Bağımsız ve tarafsız bir yargı inşa etmek zorunda olduklarını vurgulayan Erkek; “Bugünün iktidarı, her zaman iktidarda kalacakmış gibi davranma eğiliminde olabilir. Yarın onların da aynı yargıya ihtiyacı olacağı açıktır ki buna dair tarihte sayısız örnek görülmüştür. Bağımsız ve tarafsız yargı, ülkemiz için olduğu kadar bugünün iktidarı için de bir güvencedir, gelecek için de güvencedir. Sıkı sıkıya sarılmak, kıskançlıkla korumak gerekmektedir. 2 bin 500 yıla yakın bir süre önce Platon’un söylediği ‘Gücün haklı çıktığı yerde, adalet bekleme.

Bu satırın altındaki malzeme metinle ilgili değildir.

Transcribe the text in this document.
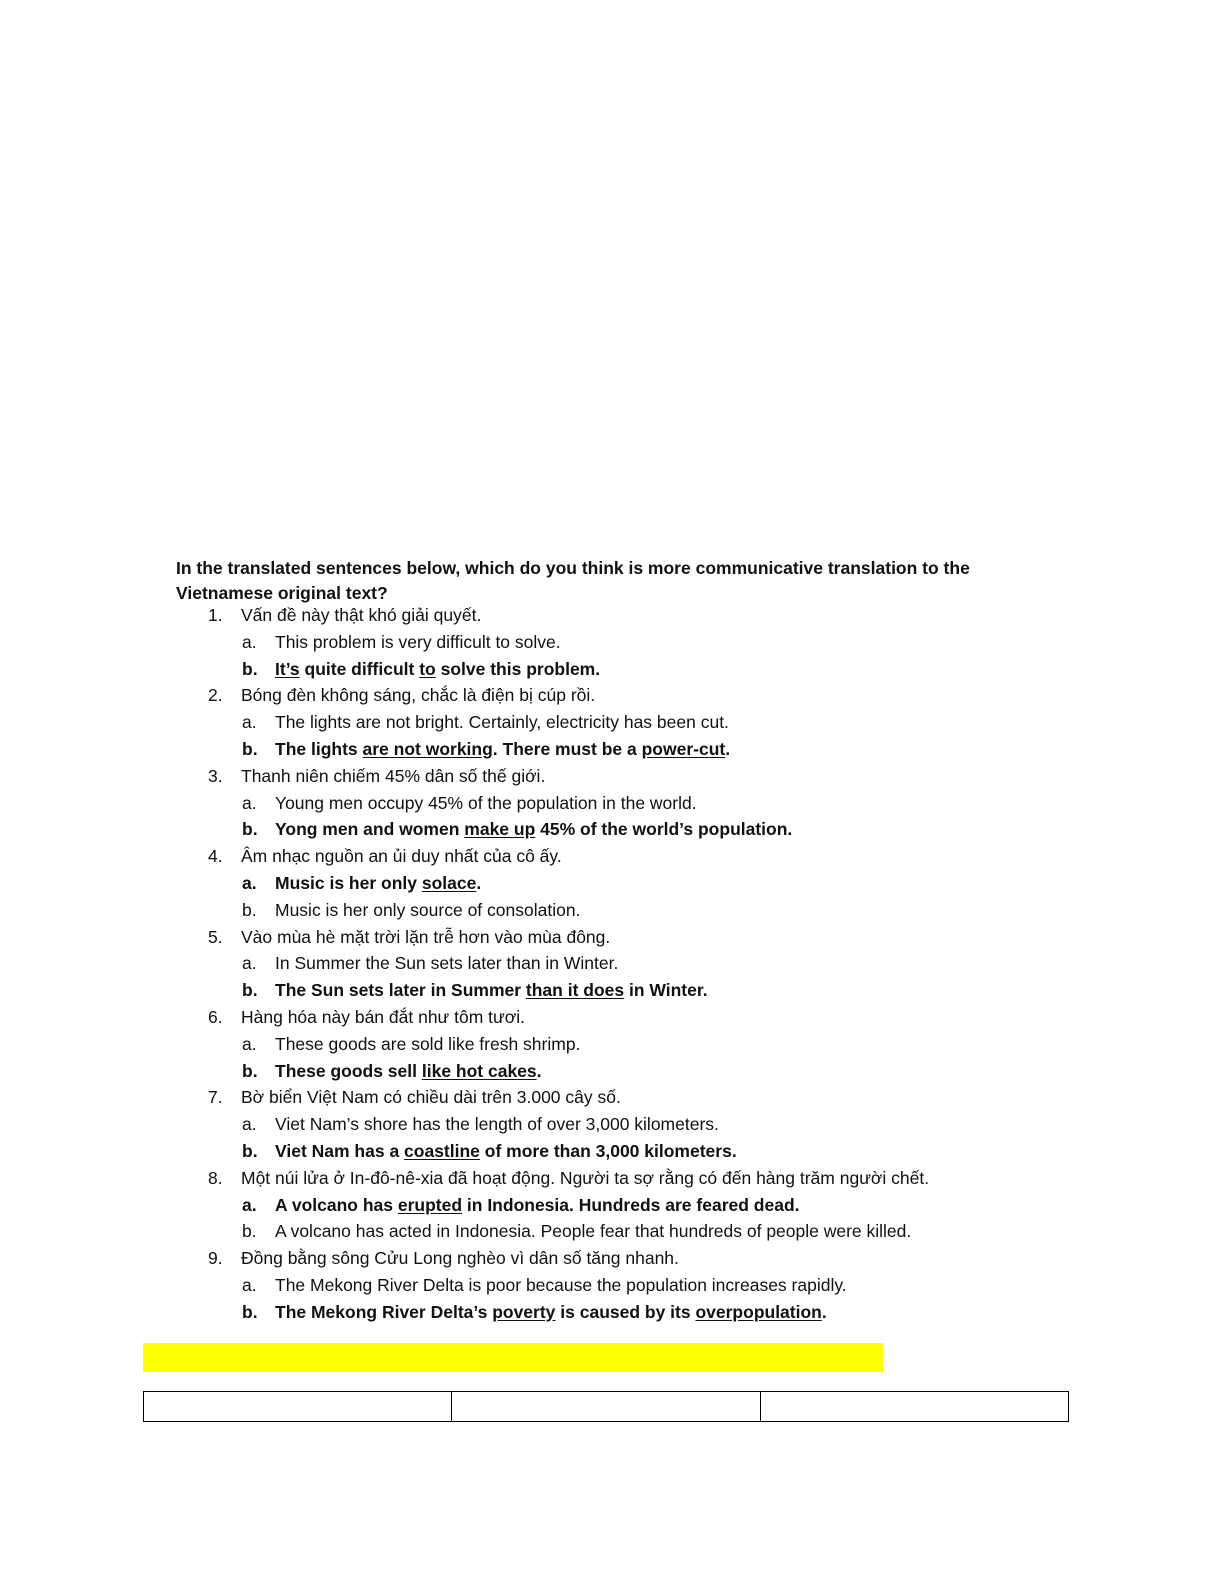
In the translated sentences below, which do you think is more communicative translation to the Vietnamese original text?
1. Vấn đề này thật khó giải quyết.
a. This problem is very difficult to solve.
b. It’s quite difficult to solve this problem.
2. Bóng đèn không sáng, chắc là điện bị cúp rồi.
a. The lights are not bright. Certainly, electricity has been cut.
b. The lights are not working. There must be a power-cut.
3. Thanh niên chiếm 45% dân số thế giới.
a. Young men occupy 45% of the population in the world.
b. Yong men and women make up 45% of the world’s population.
4. Âm nhạc nguồn an ủi duy nhất của cô ấy.
a. Music is her only solace.
b. Music is her only source of consolation.
5. Vào mùa hè mặt trời lặn trễ hơn vào mùa đông.
a. In Summer the Sun sets later than in Winter.
b. The Sun sets later in Summer than it does in Winter.
6. Hàng hóa này bán đắt như tôm tươi.
a. These goods are sold like fresh shrimp.
b. These goods sell like hot cakes.
7. Bờ biển Việt Nam có chiều dài trên 3.000 cây số.
a. Viet Nam’s shore has the length of over 3,000 kilometers.
b. Viet Nam has a coastline of more than 3,000 kilometers.
8. Một núi lửa ở In-đô-nê-xia đã hoạt động. Người ta sợ rằng có đến hàng trăm người chết.
a. A volcano has erupted in Indonesia. Hundreds are feared dead.
b. A volcano has acted in Indonesia. People fear that hundreds of people were killed.
9. Đồng bằng sông Cửu Long nghèo vì dân số tăng nhanh.
a. The Mekong River Delta is poor because the population increases rapidly.
b. The Mekong River Delta’s poverty is caused by its overpopulation.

Güce tapan insanların olduğu yerde huzur bekleme’ sözü, maalesef günümüzde de geçerliliğini korumaktadır. İşte bu koşullar içinde kurtuluş yolu OHAL ve tek adamlık değil, daha fazla demokrasi daha fazla özgürlük, insan hakları ve adalettir. Bunun için de bağımsız ve tarafsız bir yargı inşa etmek zorundayız. Unutulmasın ki Hakim ve Savcılar bağımsız ve tarafsız olmak, aynı zamanda bağımsız ve tarafsız görünmek zorundadırlar” şeklinde konuştu.